The implications are jarring. “The largest funder of Al-Shabaab is the Minnesota taxpayer,” one federal investigator declared, the sort of statement no politician dares repeat in public. Why? Because political calculations run deep in a state where the Somali immigrant community forms a sizable and sometimes decisive voting bloc. Former State Senator David Gaither, now a private citizen, put it more bluntly: “If you don’t win the Somali community, you can’t win Minneapolis. And if you don’t win Minneapolis, you can’t win the state. End of story.”

It’s an uncomfortable truth for many. Kayesh Magan, who worked federal fraud cases, doesn’t sugarcoat it: “Most defendants in these cases are from the Somali community. That’s what the data says.” He sighs, pauses. “People look away for lots of reasons.”

There are warnings behind every investigation. U.S. Attorney Joe Thompson describes “schemes stacked upon other schemes,” each indictment uncovering yet another layer: clinics with fake rosters, daycare centers with invisible children, charities that buy nothing but themselves new office chairs. “Weak oversight, generous benefits, and money channels you can’t trace—fraudsters find new ways,” he said.

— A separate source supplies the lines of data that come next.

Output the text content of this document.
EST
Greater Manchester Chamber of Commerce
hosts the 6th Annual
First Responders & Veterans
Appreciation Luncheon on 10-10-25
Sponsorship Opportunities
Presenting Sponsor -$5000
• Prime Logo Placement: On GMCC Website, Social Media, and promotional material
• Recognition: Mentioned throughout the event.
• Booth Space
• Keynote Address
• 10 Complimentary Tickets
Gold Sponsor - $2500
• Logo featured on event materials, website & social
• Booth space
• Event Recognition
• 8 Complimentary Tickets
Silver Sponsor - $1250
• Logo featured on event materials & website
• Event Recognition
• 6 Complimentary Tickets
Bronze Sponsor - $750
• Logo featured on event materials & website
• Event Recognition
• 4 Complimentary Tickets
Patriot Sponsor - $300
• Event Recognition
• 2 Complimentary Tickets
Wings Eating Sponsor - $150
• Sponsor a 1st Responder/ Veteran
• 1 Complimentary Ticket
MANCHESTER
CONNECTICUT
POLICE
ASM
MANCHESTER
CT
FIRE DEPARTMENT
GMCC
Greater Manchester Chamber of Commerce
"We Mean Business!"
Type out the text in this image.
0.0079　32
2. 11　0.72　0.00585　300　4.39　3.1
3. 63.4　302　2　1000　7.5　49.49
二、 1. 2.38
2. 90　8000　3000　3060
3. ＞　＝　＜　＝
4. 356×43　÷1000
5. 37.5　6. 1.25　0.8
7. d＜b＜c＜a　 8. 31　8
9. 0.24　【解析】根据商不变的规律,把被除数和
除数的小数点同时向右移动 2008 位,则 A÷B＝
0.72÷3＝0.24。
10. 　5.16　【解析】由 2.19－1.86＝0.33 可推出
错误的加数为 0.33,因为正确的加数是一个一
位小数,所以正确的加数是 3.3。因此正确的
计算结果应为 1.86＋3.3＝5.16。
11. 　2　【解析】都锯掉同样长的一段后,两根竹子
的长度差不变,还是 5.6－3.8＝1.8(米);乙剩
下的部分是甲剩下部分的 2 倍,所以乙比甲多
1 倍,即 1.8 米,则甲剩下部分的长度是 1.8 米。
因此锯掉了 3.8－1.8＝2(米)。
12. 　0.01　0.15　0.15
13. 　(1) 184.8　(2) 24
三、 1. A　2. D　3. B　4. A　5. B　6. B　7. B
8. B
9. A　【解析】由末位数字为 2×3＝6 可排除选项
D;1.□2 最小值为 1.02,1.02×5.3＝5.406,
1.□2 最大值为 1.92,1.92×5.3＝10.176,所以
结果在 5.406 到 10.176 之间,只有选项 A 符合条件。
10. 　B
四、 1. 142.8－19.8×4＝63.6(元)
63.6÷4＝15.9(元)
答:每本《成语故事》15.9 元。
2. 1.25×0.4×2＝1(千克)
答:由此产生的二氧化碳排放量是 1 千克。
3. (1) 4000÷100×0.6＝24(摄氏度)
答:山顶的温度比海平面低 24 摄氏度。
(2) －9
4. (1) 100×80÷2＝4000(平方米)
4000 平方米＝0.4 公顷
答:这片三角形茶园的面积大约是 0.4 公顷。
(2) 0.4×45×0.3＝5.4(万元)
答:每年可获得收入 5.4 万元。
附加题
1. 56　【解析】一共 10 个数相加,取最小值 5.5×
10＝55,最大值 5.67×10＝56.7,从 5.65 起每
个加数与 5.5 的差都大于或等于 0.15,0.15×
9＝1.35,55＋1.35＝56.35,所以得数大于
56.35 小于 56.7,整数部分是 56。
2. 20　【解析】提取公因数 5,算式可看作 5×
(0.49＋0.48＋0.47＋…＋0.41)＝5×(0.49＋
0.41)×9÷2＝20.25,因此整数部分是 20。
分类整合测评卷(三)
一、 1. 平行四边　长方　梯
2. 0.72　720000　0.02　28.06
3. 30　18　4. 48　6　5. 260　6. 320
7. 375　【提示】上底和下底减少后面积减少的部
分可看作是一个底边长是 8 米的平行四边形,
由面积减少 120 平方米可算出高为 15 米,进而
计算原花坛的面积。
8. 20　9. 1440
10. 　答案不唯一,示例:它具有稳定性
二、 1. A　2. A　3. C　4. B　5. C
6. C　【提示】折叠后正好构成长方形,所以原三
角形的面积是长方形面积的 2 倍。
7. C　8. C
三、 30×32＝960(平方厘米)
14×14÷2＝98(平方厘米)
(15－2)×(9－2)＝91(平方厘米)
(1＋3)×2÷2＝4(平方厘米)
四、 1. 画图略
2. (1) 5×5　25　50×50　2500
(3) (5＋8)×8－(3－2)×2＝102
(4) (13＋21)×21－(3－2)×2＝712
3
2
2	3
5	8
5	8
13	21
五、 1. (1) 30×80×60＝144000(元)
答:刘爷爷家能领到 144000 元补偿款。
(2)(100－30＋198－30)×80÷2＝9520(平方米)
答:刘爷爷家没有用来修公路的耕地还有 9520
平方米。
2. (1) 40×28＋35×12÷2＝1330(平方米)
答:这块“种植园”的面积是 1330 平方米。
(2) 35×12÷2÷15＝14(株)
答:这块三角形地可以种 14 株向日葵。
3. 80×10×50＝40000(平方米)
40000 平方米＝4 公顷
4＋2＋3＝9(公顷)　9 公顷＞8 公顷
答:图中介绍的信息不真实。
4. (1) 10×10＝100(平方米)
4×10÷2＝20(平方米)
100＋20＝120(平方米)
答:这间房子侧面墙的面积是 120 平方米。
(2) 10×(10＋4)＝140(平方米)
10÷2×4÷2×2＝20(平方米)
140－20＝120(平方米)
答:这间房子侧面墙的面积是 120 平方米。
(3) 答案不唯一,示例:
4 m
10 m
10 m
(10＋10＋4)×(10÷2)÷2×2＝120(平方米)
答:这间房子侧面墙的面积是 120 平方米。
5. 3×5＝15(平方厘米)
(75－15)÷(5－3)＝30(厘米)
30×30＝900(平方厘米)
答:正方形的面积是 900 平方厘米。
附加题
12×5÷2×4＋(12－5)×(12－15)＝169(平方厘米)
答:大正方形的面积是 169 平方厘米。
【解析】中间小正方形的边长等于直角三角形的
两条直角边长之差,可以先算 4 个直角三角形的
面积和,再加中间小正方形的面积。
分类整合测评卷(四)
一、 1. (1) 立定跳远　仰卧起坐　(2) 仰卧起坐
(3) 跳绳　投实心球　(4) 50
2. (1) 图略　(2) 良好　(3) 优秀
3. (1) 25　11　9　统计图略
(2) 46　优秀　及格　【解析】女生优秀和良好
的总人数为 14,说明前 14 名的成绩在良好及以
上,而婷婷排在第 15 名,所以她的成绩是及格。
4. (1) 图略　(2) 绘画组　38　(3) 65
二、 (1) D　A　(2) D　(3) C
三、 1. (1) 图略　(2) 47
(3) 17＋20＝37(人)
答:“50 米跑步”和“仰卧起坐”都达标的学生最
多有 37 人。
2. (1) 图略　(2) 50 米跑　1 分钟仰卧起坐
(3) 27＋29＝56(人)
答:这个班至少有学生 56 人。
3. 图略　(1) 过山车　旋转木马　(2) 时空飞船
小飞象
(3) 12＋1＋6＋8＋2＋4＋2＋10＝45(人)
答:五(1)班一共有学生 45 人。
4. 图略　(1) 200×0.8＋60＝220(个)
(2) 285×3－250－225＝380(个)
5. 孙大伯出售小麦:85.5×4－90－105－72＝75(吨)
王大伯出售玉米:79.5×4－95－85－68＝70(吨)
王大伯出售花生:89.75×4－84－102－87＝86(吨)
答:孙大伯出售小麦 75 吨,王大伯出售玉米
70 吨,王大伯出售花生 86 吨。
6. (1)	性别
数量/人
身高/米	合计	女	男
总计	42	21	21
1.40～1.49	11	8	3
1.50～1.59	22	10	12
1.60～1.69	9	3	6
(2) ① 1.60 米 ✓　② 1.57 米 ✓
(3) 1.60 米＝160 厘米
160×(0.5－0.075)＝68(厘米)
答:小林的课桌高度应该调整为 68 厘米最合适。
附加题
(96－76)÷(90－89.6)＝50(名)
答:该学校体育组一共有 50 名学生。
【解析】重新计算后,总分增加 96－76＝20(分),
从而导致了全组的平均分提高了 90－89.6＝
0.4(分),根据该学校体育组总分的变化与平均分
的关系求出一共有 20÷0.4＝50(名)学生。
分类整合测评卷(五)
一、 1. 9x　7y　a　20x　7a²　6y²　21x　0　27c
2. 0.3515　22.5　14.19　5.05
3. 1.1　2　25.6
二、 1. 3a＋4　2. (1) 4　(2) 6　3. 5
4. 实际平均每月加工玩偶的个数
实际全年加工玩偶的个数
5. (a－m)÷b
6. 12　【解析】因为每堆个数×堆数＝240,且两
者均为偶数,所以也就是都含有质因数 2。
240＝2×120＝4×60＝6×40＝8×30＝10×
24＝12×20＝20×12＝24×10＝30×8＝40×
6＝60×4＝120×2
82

Meanwhile, the average taxpayer’s patience thins. Some don’t realize what’s been lost until local governments cut something tangible—a clinic, a bus line, a playground. At the federal level, counterterrorism experts now track stolen welfare dollars as closely as online propagandists.

For now, Minnesota’s fraud headaches neither begin nor end with any single scandal. What remains is a trail—from North Minneapolis offices to warlords’ enclaves in Africa—woven into the daily calculations of bureaucrats, lawmakers, whole neighborhoods. “If even a single dollar from these programs turns up funding violence,” one investigator said, “then the optics of the entire system change in a heartbeat.”

Trust in the system, once chipped, isn’t easily rebuilt. And each headline—one more arrest, one more conviction—traces another crack.